Il fallut écouter Marc-Philippe Daubresse, le grand gaillard du Nord, député UMP, qui hurla contre cette précipitation à voter une loi sur le logement social. Comme si l'urgence n'était pas sociale. En dix ans, rappela Cécile Duflot, la part de logements sociaux des communes visées par l'article 55 de la loi SRU n'avait augmenté que d'un point, de 13 à 14 %. Une décennie pour presque rien...
« Si une partie des communes respecte les obligations que leur imposait la loi, d'autres ont préféré payer plutôt que contribuer à la solidarité territoriale.»
Cécile Duflot, 24 septembre.Le groupe UMP déposa effectivement une motion de rejet préalable, avant tout débat. L'explication était double: la procédure est précipitée. Sur le fond, Marc-Philippe Daubresse justifia aussi que cette loi était anticonstitutionnelle car les amendes aggravées prévues contre les communes récalcitrantes iraient abonder un fond national sans que l'on sache si ce dernier serait pas affecté à la construction de logements sociaux,
Le même Daubresse s'indigna du fait que le gouvernement chercherait à « tuer le Crédit immobilier de France, alors qu’il n’était pas du tout en péril, l’affaire de l’agence de notation étant tout simplement due à un problème de financement sur les marchés extérieurs ». Une affaire de financements extérieurs ?? Mais le CIF ne repose que sur des appels aux marchés extérieurs pour financer les prêts qu'il concède ensuite !
Stratégie de survie
Ce lundi 24 septembre, il fallait donc relire quelques savoureux passages des Ghettos du Gotha.

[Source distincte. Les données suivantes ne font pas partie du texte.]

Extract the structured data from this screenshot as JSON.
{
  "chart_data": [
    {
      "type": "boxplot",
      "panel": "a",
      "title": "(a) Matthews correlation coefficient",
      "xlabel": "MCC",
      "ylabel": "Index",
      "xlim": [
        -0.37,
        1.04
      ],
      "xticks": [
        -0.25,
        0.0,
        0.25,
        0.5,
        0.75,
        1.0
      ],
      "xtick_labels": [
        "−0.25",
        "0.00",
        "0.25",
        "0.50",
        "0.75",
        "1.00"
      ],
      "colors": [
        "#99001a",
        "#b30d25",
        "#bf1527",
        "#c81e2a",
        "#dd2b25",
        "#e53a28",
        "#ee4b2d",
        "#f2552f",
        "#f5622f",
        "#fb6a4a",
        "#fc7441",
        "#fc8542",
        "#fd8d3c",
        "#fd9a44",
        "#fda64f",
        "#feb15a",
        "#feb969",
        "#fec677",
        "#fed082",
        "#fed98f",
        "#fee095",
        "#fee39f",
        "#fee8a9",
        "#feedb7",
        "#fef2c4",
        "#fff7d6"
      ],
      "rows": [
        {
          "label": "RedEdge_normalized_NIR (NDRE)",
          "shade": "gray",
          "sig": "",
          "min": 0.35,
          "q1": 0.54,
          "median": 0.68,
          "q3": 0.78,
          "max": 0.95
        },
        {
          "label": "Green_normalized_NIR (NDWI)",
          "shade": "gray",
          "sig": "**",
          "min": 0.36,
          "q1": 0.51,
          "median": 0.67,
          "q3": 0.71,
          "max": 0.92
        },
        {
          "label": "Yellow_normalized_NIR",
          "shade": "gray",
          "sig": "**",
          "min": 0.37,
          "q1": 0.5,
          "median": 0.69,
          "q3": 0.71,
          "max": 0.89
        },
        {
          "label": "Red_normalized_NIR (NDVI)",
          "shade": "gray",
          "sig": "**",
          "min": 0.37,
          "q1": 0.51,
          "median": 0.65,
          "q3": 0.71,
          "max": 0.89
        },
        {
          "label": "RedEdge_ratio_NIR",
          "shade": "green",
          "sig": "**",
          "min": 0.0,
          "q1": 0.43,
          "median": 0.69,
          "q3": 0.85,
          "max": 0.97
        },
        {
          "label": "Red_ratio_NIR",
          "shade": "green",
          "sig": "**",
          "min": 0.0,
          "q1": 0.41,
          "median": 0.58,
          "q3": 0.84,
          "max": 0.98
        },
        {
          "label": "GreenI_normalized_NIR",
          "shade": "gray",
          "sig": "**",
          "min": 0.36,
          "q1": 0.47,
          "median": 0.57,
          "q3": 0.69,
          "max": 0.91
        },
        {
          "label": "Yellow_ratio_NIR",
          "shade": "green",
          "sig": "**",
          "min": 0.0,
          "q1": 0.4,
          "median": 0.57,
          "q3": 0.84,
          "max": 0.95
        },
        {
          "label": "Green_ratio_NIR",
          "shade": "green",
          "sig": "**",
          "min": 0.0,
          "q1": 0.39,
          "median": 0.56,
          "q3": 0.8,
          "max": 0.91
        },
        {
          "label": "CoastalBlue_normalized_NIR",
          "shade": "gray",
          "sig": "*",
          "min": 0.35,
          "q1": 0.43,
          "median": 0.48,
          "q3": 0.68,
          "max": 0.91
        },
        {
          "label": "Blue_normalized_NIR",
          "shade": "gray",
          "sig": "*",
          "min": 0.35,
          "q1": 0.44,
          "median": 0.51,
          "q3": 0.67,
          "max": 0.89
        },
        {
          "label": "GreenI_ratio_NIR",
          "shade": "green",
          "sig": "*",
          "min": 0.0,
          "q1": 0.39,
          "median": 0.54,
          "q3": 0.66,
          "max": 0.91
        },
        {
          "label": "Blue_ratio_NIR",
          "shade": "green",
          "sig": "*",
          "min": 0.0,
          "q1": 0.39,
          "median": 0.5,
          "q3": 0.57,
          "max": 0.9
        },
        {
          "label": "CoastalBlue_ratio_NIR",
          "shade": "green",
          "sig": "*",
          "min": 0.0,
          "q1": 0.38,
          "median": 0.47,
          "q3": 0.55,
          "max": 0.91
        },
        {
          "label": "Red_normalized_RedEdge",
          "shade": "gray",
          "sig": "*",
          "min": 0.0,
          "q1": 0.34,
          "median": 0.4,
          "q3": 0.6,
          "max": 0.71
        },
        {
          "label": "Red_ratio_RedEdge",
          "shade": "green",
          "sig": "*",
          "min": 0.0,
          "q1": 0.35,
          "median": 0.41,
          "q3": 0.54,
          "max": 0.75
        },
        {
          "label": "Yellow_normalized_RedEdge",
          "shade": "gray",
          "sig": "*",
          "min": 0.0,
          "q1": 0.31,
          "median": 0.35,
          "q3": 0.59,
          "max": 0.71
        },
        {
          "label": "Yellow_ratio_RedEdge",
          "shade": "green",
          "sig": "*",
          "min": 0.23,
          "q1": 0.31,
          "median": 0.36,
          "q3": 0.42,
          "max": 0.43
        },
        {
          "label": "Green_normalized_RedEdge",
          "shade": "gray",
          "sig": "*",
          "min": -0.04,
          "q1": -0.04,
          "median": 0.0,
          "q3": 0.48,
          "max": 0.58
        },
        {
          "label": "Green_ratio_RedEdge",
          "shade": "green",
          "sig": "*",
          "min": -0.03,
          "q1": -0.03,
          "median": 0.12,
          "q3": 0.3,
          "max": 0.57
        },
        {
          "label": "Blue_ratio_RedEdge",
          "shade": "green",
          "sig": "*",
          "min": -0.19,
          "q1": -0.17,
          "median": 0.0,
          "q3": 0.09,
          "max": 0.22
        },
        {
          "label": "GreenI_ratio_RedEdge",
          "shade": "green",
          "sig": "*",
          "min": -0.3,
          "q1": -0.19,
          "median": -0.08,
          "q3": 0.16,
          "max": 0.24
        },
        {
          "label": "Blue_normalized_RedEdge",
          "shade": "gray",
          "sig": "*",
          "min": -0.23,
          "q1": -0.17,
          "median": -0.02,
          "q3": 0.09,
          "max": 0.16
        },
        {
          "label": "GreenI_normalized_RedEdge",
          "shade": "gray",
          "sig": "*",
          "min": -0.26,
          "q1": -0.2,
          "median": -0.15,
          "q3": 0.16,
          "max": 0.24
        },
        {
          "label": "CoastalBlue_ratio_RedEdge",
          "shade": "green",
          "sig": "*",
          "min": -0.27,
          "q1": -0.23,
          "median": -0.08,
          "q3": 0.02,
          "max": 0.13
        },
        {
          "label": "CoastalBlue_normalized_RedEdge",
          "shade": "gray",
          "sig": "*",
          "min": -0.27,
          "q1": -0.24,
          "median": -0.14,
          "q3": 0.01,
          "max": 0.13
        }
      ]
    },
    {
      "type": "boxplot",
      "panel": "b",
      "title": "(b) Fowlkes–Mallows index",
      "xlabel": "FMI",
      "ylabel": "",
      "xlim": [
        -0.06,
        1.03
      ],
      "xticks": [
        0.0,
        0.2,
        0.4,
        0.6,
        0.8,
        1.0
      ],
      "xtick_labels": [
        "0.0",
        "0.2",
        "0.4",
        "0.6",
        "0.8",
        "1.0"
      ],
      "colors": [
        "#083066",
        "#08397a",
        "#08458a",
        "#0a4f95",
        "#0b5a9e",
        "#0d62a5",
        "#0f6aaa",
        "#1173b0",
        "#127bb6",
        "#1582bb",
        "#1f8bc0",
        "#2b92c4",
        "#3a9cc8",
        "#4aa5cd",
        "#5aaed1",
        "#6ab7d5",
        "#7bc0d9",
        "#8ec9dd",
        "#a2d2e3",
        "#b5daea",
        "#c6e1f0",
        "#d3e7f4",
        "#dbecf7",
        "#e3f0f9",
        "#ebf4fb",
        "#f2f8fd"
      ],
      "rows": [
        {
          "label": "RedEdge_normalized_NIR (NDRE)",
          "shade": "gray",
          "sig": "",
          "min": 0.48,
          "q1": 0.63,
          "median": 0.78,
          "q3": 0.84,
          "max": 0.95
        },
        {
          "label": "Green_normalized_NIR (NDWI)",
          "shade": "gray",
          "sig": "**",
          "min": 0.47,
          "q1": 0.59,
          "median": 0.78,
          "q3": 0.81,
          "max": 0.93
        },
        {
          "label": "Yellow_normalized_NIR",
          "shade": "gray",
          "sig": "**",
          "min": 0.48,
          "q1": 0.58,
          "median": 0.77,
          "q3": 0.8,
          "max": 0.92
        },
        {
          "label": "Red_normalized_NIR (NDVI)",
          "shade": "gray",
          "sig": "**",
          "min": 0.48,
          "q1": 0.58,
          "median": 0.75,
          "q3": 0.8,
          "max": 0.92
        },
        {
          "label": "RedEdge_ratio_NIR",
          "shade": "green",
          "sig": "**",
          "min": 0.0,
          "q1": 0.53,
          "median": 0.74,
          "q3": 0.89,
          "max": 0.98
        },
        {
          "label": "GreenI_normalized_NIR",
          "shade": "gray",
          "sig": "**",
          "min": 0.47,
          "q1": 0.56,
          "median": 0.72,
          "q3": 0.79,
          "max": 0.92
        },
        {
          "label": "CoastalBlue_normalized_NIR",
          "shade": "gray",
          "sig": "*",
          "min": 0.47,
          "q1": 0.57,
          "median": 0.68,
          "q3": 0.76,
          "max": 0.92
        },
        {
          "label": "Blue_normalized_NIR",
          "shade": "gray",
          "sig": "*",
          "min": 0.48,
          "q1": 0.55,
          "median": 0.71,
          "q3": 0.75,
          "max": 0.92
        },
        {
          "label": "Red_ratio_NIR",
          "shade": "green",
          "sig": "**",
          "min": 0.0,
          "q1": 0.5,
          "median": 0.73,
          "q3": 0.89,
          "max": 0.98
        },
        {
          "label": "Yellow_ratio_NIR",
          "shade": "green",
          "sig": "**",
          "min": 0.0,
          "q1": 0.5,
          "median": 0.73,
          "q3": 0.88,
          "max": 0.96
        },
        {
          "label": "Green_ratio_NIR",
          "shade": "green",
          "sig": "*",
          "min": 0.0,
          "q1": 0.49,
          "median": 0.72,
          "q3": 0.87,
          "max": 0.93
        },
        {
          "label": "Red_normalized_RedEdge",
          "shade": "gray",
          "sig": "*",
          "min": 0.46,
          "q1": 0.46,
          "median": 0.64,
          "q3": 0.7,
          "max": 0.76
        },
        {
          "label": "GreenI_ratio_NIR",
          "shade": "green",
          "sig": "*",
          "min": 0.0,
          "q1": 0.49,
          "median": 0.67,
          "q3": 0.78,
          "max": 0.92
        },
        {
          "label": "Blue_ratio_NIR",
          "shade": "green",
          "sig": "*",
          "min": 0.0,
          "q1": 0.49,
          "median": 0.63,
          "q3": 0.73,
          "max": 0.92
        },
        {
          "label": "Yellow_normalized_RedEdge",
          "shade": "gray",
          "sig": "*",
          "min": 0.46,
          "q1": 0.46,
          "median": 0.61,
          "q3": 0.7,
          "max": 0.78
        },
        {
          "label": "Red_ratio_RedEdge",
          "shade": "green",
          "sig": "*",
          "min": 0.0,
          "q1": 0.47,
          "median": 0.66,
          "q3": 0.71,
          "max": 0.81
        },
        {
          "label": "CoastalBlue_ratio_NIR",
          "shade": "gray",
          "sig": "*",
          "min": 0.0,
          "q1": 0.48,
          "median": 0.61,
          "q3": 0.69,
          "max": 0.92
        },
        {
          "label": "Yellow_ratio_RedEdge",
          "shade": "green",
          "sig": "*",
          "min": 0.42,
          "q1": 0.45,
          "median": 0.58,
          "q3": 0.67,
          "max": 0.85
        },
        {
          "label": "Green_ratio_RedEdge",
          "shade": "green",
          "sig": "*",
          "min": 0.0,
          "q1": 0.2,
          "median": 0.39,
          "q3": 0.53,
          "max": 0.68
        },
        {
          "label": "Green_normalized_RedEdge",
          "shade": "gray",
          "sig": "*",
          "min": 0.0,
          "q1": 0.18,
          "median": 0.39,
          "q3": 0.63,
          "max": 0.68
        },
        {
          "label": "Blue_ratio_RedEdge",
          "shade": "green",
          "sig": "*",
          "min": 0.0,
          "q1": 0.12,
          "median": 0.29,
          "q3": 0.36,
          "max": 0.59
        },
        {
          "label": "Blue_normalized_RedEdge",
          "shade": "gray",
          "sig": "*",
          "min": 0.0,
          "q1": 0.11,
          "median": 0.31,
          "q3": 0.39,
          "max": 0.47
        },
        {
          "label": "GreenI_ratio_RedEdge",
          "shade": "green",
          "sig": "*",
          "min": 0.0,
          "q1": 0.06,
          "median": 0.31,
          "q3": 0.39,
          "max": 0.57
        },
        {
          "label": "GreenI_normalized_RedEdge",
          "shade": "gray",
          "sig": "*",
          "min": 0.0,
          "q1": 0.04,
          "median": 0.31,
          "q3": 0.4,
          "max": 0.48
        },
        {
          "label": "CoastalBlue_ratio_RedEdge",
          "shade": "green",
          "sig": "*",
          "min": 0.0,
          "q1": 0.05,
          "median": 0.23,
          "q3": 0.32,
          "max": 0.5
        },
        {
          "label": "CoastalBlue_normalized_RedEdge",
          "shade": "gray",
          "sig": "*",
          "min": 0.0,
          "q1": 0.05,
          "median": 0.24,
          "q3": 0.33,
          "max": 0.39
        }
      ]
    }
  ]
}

L'une des thèses, toujours argumentée, était que ces fortunés, si habiles à se défendre, constituent bien ce qui s'appelle une classe sociale, délicieusement à l'abri des statistiques, hermétique aux entrées qui ont peu à voir avec le mérite et l'effort.
« La classe dominante dispose de deux formes de capitaux spécifiques en cela qu'elles sont transmises et donc héritées. Le capital patrimonial et le capital mondain restent à peu près inaccessibles à qui n'en bénéficie pas par la naissance. »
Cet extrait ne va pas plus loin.